Nehir'in yüzündeki endişeli ifade donup anlam vermeye çalışır bir ifadeye dönüştü. "Ne yapmış?"

Liz kendini tutamayıp kahkaha attı. "Kusura bakmayın ne olur biliyorum gülmemem gerek ama bunu söylerken o kadar sevimliydi ki kendimi tutamadım."

Oktay hala şaşkın bakıyordu. "Kurbağa mı yemiş?"

Eylül de iri gözlerini kocaman açmıştı. "Kurbağa nerede satılıyor ki?"

Liz kahkasını bastırdı. "Onu inan ben de merak ettim tatlım, sanırım zehirli bir türdü."
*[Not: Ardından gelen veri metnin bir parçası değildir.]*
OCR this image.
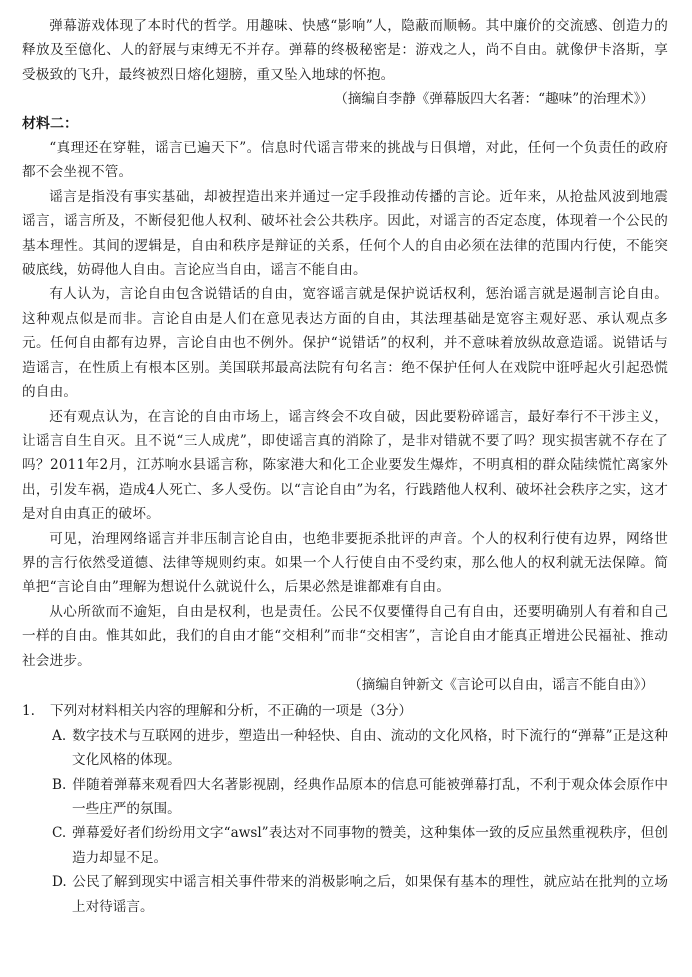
弹幕游戏体现了本时代的哲学。用趣味、快感“影响”人，隐蔽而顺畅。其中廉价的交流感、创造力的释放及至億化、人的舒展与束缚无不并存。弹幕的终极秘密是：游戏之人，尚不自由。就像伊卡洛斯，享受极致的飞升，最终被烈日熔化翅膀，重又坠入地球的怀抱。

（摘编自李静《弹幕版四大名著：“趣味”的治理术》）

材料二：

“真理还在穿鞋，谣言已遍天下”。信息时代谣言带来的挑战与日俱增，对此，任何一个负责任的政府都不会坐视不管。

谣言是指没有事实基础，却被捏造出来并通过一定手段推动传播的言论。近年来，从抢盐风波到地震谣言，谣言所及，不断侵犯他人权利、破坏社会公共秩序。因此，对谣言的否定态度，体现着一个公民的基本理性。其间的逻辑是，自由和秩序是辩证的关系，任何个人的自由必须在法律的范围内行使，不能突破底线，妨碍他人自由。言论应当自由，谣言不能自由。

有人认为，言论自由包含说错话的自由，宽容谣言就是保护说话权利，惩治谣言就是遏制言论自由。这种观点似是而非。言论自由是人们在意见表达方面的自由，其法理基础是宽容主观好恶、承认观点多元。任何自由都有边界，言论自由也不例外。保护“说错话”的权利，并不意味着放纵故意造谣。说错话与造谣言，在性质上有根本区别。美国联邦最高法院有句名言：绝不保护任何人在戏院中诳呼起火引起恐慌的自由。

还有观点认为，在言论的自由市场上，谣言终会不攻自破，因此要粉碎谣言，最好奉行不干涉主义，让谣言自生自灭。且不说“三人成虎”，即使谣言真的消除了，是非对错就不要了吗？现实损害就不存在了吗？2011年2月，江苏响水县谣言称，陈家港大和化工企业要发生爆炸，不明真相的群众陆续慌忙离家外出，引发车祸，造成4人死亡、多人受伤。以“言论自由”为名，行践踏他人权利、破坏社会秩序之实，这才是对自由真正的破坏。

可见，治理网络谣言并非压制言论自由，也绝非要扼杀批评的声音。个人的权利行使有边界，网络世界的言行依然受道德、法律等规则约束。如果一个人行使自由不受约束，那么他人的权利就无法保障。简单把“言论自由”理解为想说什么就说什么，后果必然是谁都难有自由。

从心所欲而不逾矩，自由是权利，也是责任。公民不仅要懂得自己有自由，还要明确别人有着和自己一样的自由。惟其如此，我们的自由才能“交相利”而非“交相害”，言论自由才能真正增进公民福祉、推动社会进步。

（摘编自钟新文《言论可以自由，谣言不能自由》）

1. 下列对材料相关内容的理解和分析，不正确的一项是（3分）

A. 数字技术与互联网的进步，塑造出一种轻快、自由、流动的文化风格，时下流行的“弹幕”正是这种文化风格的体现。

B. 伴随着弹幕来观看四大名著影视剧，经典作品原本的信息可能被弹幕打乱，不利于观众体会原作中一些庄严的氛围。

C. 弹幕爱好者们纷纷用文字“awsl”表达对不同事物的赞美，这种集体一致的反应虽然重视秩序，但创造力却显不足。

D. 公民了解到现实中谣言相关事件带来的消极影响之后，如果保有基本的理性，就应站在批判的立场上对待谣言。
Jack iç çekti. "Bilmiyorum kurbağa yedikten sonra kusmak için zehre çok ihtiyaç yok aslında."

Oktay "O uyanık mı?" dedi. "Bir görsek iyi olacak."

Eylül onun kucağından atlayıp koşarak Defne'nin odasından içeri girdi. Yatağa tırmanıp Defne'nin üstüne atladı ve sarıldı. "Bir daha asla kurbağa yeme Defneciğim asla!"

Defne oldukça sakin görünüyordu. Bir eliyle hala meyve suyunu içerken diğer eliyle Eylül'ü tutmuştu. "Bundan daha var mı?"

Liz Rhydian ona bir meyve suyu daha verdi. "Daha iyisin değil mi canım?"

Oktay Niler hala şaşkın bakıyordu. "Defne... Bebeğim, kurbağa mı yedin sen?"

Defne ikinci meyve suyunu açarken "Evet iğrençti." Dedi. "Ama bak bunu kazandım." Elinde tuttuğu üstünde yaratıklar olan kartları gösterdi. Ne kadar heyecanlı olduğu gözlerinden okunuyordu.

Oktay gözlerinin seğirdiğini hissediyordu. "İddiaya mı girdin sen?"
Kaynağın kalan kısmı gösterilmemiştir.